Paterno didn't share the phone call proposal with a close friend, either. Fran Fisher, former long-time Penn State broadcaster and close friend of Paterno's, was also in the dark until notified about the call during an interview.
"No, I didn't know any such thing happened," Fisher said. "I knew there was some controversy in '94 with Penn State people thinking, of course, that Penn State should have gotten the national championship. And there was speculation among fans, 'why don't we challenge them, why don't we challenge them?' But I never heard anything about a contact between Tom Osborne and Joe Paterno about the potential of playing."
Bradley suggested that Fran Ganter, the offensive coordinator of the '94 team, might have been told about it, but said he couldn't be sure.
It is a safe assumption that had the game been played, it would have been massively popular with fans.

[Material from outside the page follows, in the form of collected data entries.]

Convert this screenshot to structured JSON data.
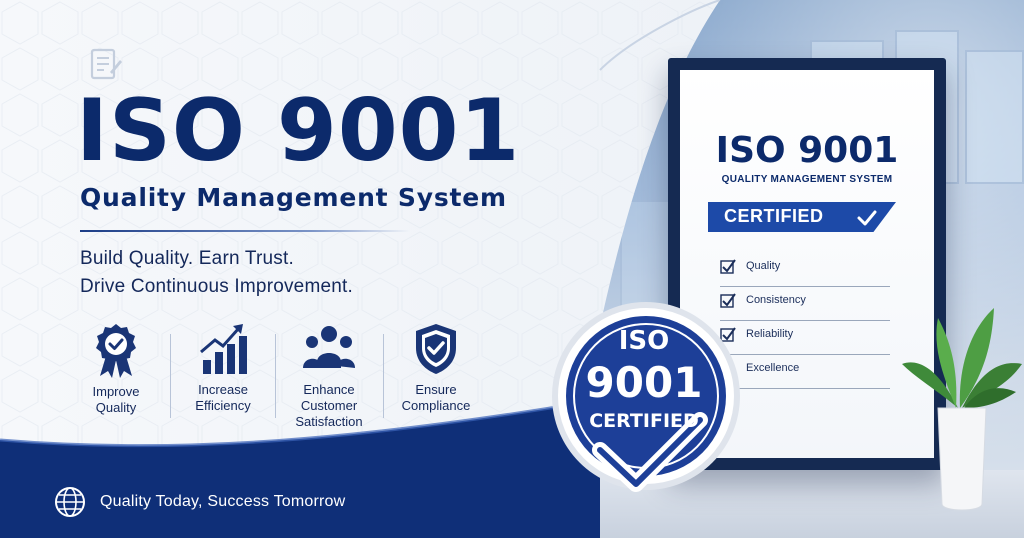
{
  "headline": {
    "title": "ISO 9001",
    "subtitle": "Quality Management System"
  },
  "tagline": {
    "line1": "Build Quality. Earn Trust.",
    "line2": "Drive Continuous Improvement."
  },
  "benefits": [
    {
      "icon": "award-ribbon-icon",
      "line1": "Improve",
      "line2": "Quality",
      "line3": ""
    },
    {
      "icon": "growth-chart-icon",
      "line1": "Increase",
      "line2": "Efficiency",
      "line3": ""
    },
    {
      "icon": "customers-group-icon",
      "line1": "Enhance",
      "line2": "Customer",
      "line3": "Satisfaction"
    },
    {
      "icon": "shield-check-icon",
      "line1": "Ensure",
      "line2": "Compliance",
      "line3": ""
    }
  ],
  "footer": {
    "icon": "globe-icon",
    "text": "Quality Today, Success Tomorrow"
  },
  "certificate": {
    "title": "ISO 9001",
    "subtitle": "QUALITY MANAGEMENT SYSTEM",
    "banner": "CERTIFIED",
    "items": [
      {
        "label": "Quality",
        "checked": true
      },
      {
        "label": "Consistency",
        "checked": true
      },
      {
        "label": "Reliability",
        "checked": true
      },
      {
        "label": "Excellence",
        "checked": false
      }
    ]
  },
  "seal": {
    "line1": "ISO",
    "line2": "9001",
    "line3": "CERTIFIED"
  },
  "colors": {
    "navy": "#0c2a6b",
    "brand_blue": "#1d4aa8",
    "footer_band": "#0f2f78"
  }
}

Both Penn State and Nebraska were powerhouses beyond their spotless records.
The '94 Penn State squad scored 47.8 points per game that year, the fourth-highest total in NCAA history. That group of Nittany Lions was the first in the history of the Big Ten to go 12-0 in a season.

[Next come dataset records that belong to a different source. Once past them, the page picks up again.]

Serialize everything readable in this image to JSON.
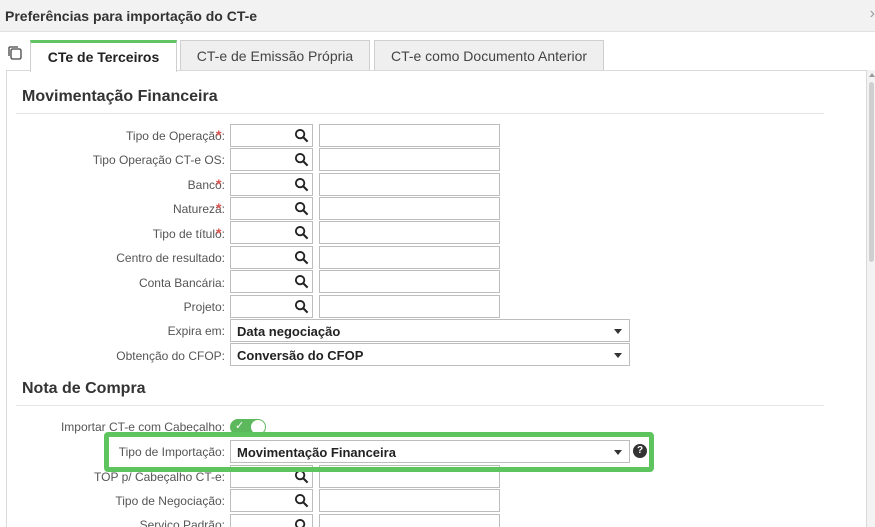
{
  "window": {
    "title": "Preferências para importação do CT-e",
    "close_glyph": "›"
  },
  "icons": {
    "copy": "copy-icon",
    "search": "search-icon",
    "caret": "chevron-down-icon",
    "help": "help-icon"
  },
  "colors": {
    "accent": "#5cb85c",
    "required": "#d9534f",
    "highlight": "#5ec45e"
  },
  "tabs": [
    {
      "label": "CTe de Terceiros",
      "active": true
    },
    {
      "label": "CT-e de Emissão Própria",
      "active": false
    },
    {
      "label": "CT-e como Documento Anterior",
      "active": false
    }
  ],
  "sections": {
    "financeira": "Movimentação Financeira",
    "compra": "Nota de Compra"
  },
  "required_mark": "*",
  "fields": {
    "tipo_operacao": {
      "label": "Tipo de Operação:",
      "code": "",
      "description": ""
    },
    "tipo_operacao_os": {
      "label": "Tipo Operação CT-e OS:",
      "code": "",
      "description": ""
    },
    "banco": {
      "label": "Banco:",
      "code": "",
      "description": ""
    },
    "natureza": {
      "label": "Natureza:",
      "code": "",
      "description": ""
    },
    "tipo_titulo": {
      "label": "Tipo de título:",
      "code": "",
      "description": ""
    },
    "centro_resultado": {
      "label": "Centro de resultado:",
      "code": "",
      "description": ""
    },
    "conta_bancaria": {
      "label": "Conta Bancária:",
      "code": "",
      "description": ""
    },
    "projeto": {
      "label": "Projeto:",
      "code": "",
      "description": ""
    },
    "expira_em": {
      "label": "Expira em:",
      "value": "Data negociação"
    },
    "obtencao_cfop": {
      "label": "Obtenção do CFOP:",
      "value": "Conversão do CFOP"
    },
    "importar_cabecalho": {
      "label": "Importar CT-e com Cabeçalho:",
      "checked": true,
      "check_glyph": "✓"
    },
    "tipo_importacao": {
      "label": "Tipo de Importação:",
      "value": "Movimentação Financeira"
    },
    "top_cabecalho": {
      "label": "TOP p/ Cabeçalho CT-e:",
      "code": "",
      "description": ""
    },
    "tipo_negociacao": {
      "label": "Tipo de Negociação:",
      "code": "",
      "description": ""
    },
    "servico_padrao": {
      "label": "Serviço Padrão:"
    }
  },
  "help_glyph": "?"
}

Three top nine picks in the 1995 NFL Draft -- running back Ki-Jana Carter (No. 1), quarterback Kerry Collins (No. 5) and tight end Kyle Brady (No. 9)-- came from that Penn State team.
Meanwhile, the '94 Cornhuskers of the now-dissolved Big Eight conference had the best rushing offense in the nation that year and the fourth-best total defense. They allowed a paltry 55 points in conference play. Nine of their players were named to the All-Big Eight first team.
Had the current four-team playoff been in place at the end of 1994 season, the probable playoff field would have consisted of Nebraska, Penn State, Miami and Colorado, who were the Top 4 teams in the AP Poll prior to the playing of the bowl games.
Though Paterno declined Osborne's trailblazing offer, former cornerback Tony Pittman said he and his teammates don't have any regrets about their 1994 campaign.
"You know, yeah I am," answered Pittman when asked if he's fine with the way things turned out. "I talk to a lot of my teammates and we rarely comment on that. I think we feel like, if anything, we helped usher in some change in college football, because that was clearly a year where one and two were clear and could play."
Pittman said there was no way Paterno would have accepted the offer without first conferring with his players.
Pittman said members of the '94 team don't dwell on their second place finish.
"I think we felt like we had done everything we were asked to do, and won the 'Granddaddy of Them All,'" Pittman said. "...We didn't really think all that much about Nebraska and we just kind of moved on after that game."
Fans, meanwhile, are left to wonder what could have been.